My understanding is that pre exposure is more of a technique to support shadow detail. Typically, you would expose (some folks use a styrofoam cup over the lens) at about Zone I or II. The logic is that it makes the most difference to the shadow areas and does not affect the highlights too much. The basic logic is exactly similar to pre flashing printing paper to hold highlight detail - you sort of bring the emulsion up to the speed point. I've never done color using this technique, so I fear my experience might not help too much, but here goes...

4.5(Zone III) 9(IV) 18(middle gray) 36(VI) 72(VII)

The basic logic is that if you add about 2 units of light, your Zone III now shifts to about (6.5) Zone III1/2, Zone IV will be about (11) Zone IV1/4, while Zone VII will show very little shift. Importantly, Zone II (which was originally putting 2.25 units of light on film) will be pretty much at Zone III now (since it's putting 2.25 + 2=4.25 units of light on film).
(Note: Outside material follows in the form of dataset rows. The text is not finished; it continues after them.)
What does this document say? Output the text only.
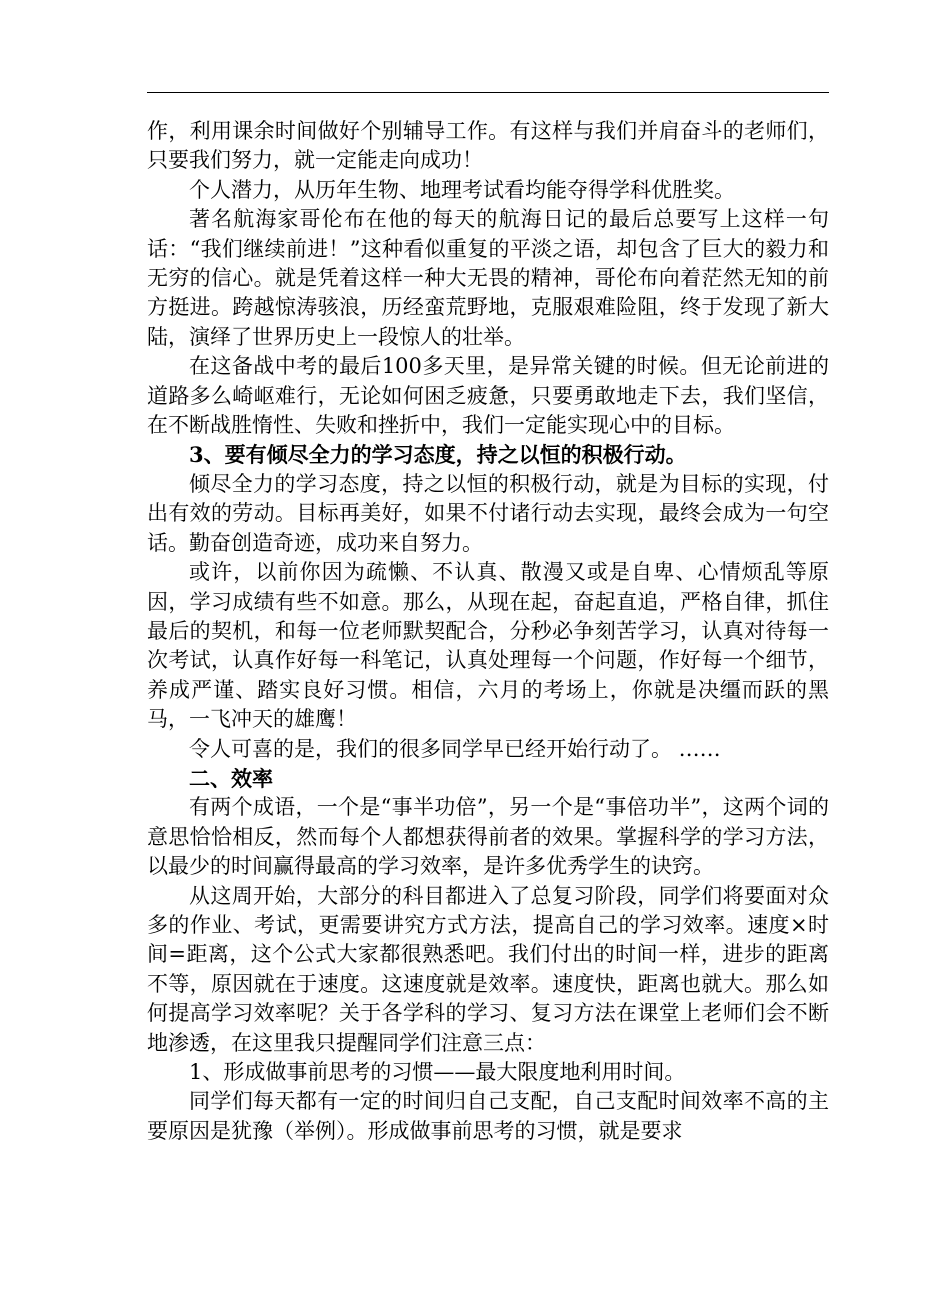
作，利用课余时间做好个别辅导工作。有这样与我们并肩奋斗的老师们，只要我们努力，就一定能走向成功！

个人潜力，从历年生物、地理考试看均能夺得学科优胜奖。

著名航海家哥伦布在他的每天的航海日记的最后总要写上这样一句话：“我们继续前进！”这种看似重复的平淡之语，却包含了巨大的毅力和无穷的信心。就是凭着这样一种大无畏的精神，哥伦布向着茫然无知的前方挺进。跨越惊涛骇浪，历经蛮荒野地，克服艰难险阻，终于发现了新大陆，演绎了世界历史上一段惊人的壮举。

在这备战中考的最后100多天里，是异常关键的时候。但无论前进的道路多么崎岖难行，无论如何困乏疲惫，只要勇敢地走下去，我们坚信，在不断战胜惰性、失败和挫折中，我们一定能实现心中的目标。

3、要有倾尽全力的学习态度，持之以恒的积极行动。

倾尽全力的学习态度，持之以恒的积极行动，就是为目标的实现，付出有效的劳动。目标再美好，如果不付诸行动去实现，最终会成为一句空话。勤奋创造奇迹，成功来自努力。

或许，以前你因为疏懒、不认真、散漫又或是自卑、心情烦乱等原因，学习成绩有些不如意。那么，从现在起，奋起直追，严格自律，抓住最后的契机，和每一位老师默契配合，分秒必争刻苦学习，认真对待每一次考试，认真作好每一科笔记，认真处理每一个问题，作好每一个细节，养成严谨、踏实良好习惯。相信，六月的考场上，你就是决缰而跃的黑马，一飞冲天的雄鹰！

令人可喜的是，我们的很多同学早已经开始行动了。 ……

二、效率

有两个成语，一个是“事半功倍”，另一个是“事倍功半”，这两个词的意思恰恰相反，然而每个人都想获得前者的效果。掌握科学的学习方法，以最少的时间赢得最高的学习效率，是许多优秀学生的诀窍。

从这周开始，大部分的科目都进入了总复习阶段，同学们将要面对众多的作业、考试，更需要讲究方式方法，提高自己的学习效率。速度×时间=距离，这个公式大家都很熟悉吧。我们付出的时间一样，进步的距离不等，原因就在于速度。这速度就是效率。速度快，距离也就大。那么如何提高学习效率呢？关于各学科的学习、复习方法在课堂上老师们会不断地渗透，在这里我只提醒同学们注意三点：

1、形成做事前思考的习惯——最大限度地利用时间。

同学们每天都有一定的时间归自己支配，自己支配时间效率不高的主要原因是犹豫（举例）。形成做事前思考的习惯，就是要求
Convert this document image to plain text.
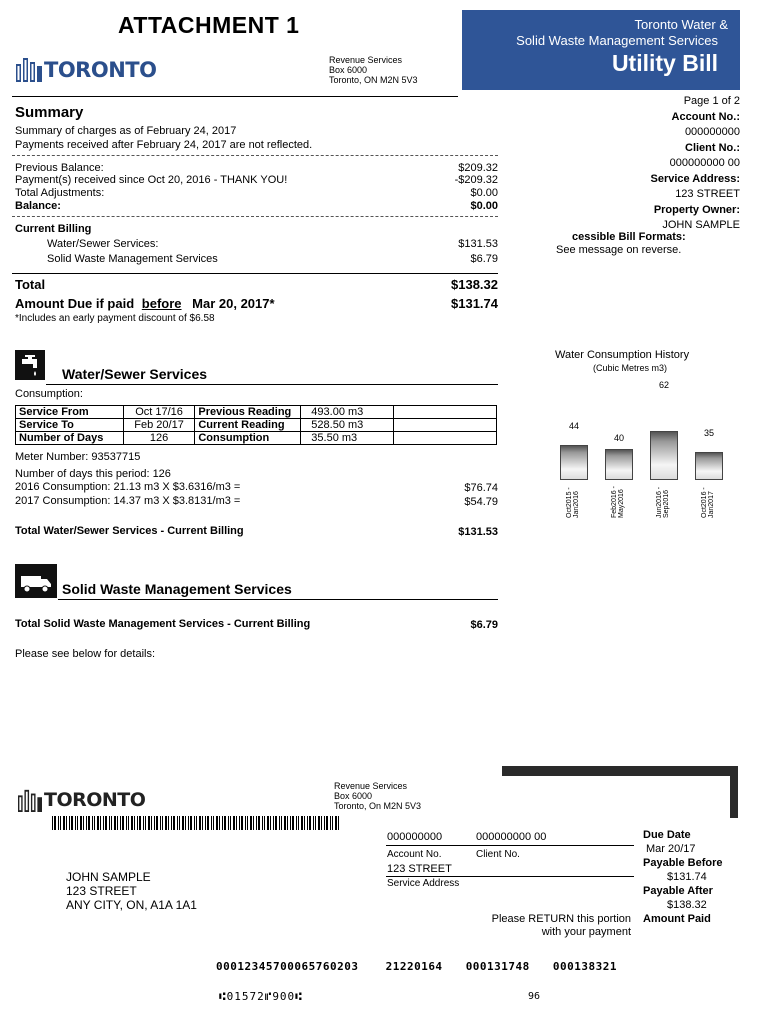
ATTACHMENT 1
TORONTO	Revenue Services
Box 6000
Toronto, ON M2N 5V3
Toronto Water &
Solid Waste Management Services
Utility Bill
Page 1 of 2
Account No.:
000000000
Client No.:
000000000 00
Service Address:
123 STREET
Property Owner:
JOHN SAMPLE
cessible Bill Formats:
See message on reverse.
Summary
Summary of charges as of February 24, 2017
Payments received after February 24, 2017 are not reflected.
Previous Balance:	$209.32
Payment(s) received since Oct 20, 2016 - THANK YOU!	-$209.32
Total Adjustments:	$0.00
Balance:	$0.00
Current Billing
Water/Sewer Services:	$131.53
Solid Waste Management Services	$6.79
Total	$138.32
Amount Due if paid before Mar 20, 2017*	$131.74
*Includes an early payment discount of $6.58
Water/Sewer Services
Consumption:
Service From	Oct 17/16	Previous Reading	493.00 m3	
Service To	Feb 20/17	Current Reading	528.50 m3	
Number of Days	126	Consumption	35.50 m3	
Meter Number: 93537715
Number of days this period: 126
2016 Consumption: 21.13 m3 X $3.6316/m3 =	$76.74
2017 Consumption: 14.37 m3 X $3.8131/m3 =	$54.79
Total Water/Sewer Services - Current Billing	$131.53
Water Consumption History
(Cubic Metres m3)
44
40
62
35
Oct2015 - Jan2016	Feb2016 - May2016	Jun2016 - Sep2016	Oct2016 - Jan2017
Solid Waste Management Services
Total Solid Waste Management Services - Current Billing	$6.79
Please see below for details:
TORONTO
Revenue Services
Box 6000
Toronto, On M2N 5V3
000000000	000000000 00
Account No.	Client No.
123 STREET
Service Address
JOHN SAMPLE
123 STREET
ANY CITY, ON, A1A 1A1
Due Date
Mar 20/17
Payable Before
$131.74
Payable After
$138.32
Amount Paid
Please RETURN this portion
with your payment
00012345700065760203 21220164 000131748 000138321
⑆01572⑈900⑆	96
A couple of concerns with transparency film: Highlights are typically quite critical with transparency film. And you are adding some additional light to the highlight end - in other words, if you've placed a highlight at the edge of film, you run the risk of losing it. I would give myself an extra margin of safety on the highlight end with this technique. Also, transparency film has a pretty steep characteristic curve - so I'm guessing you might see larger tonal shifts at the lower end.

If you wanted to hold a longer subject reflectance range, try rating your film a little slower and then pulling your first development. So rating Velvia at 40 or slower and adjusting development appropriately might help. Alternatively, switch to a less contrasty transparency film like Astia or switch to negative film. There's probably a lower bound to how much you can pull the film (thanks to color shifts), but I would guess that long before that, you'll hit unacceptable loss of local contrast.

If you want to find out exactly how many stops of additional reflectance you can handle, I'm guessing you will need to work with the characteristic curve of the film. Look at the log exposure value for the normal processing curve near the toe and shoulder of the film and calculate the difference (each 0.3 corresponds to a stop). Now look at the similar points on the pulled curve (i.e., the one rated at 40 and given N-1/3 processing). A look at the toe and shoulder log exposure difference should tell you how much you can hold.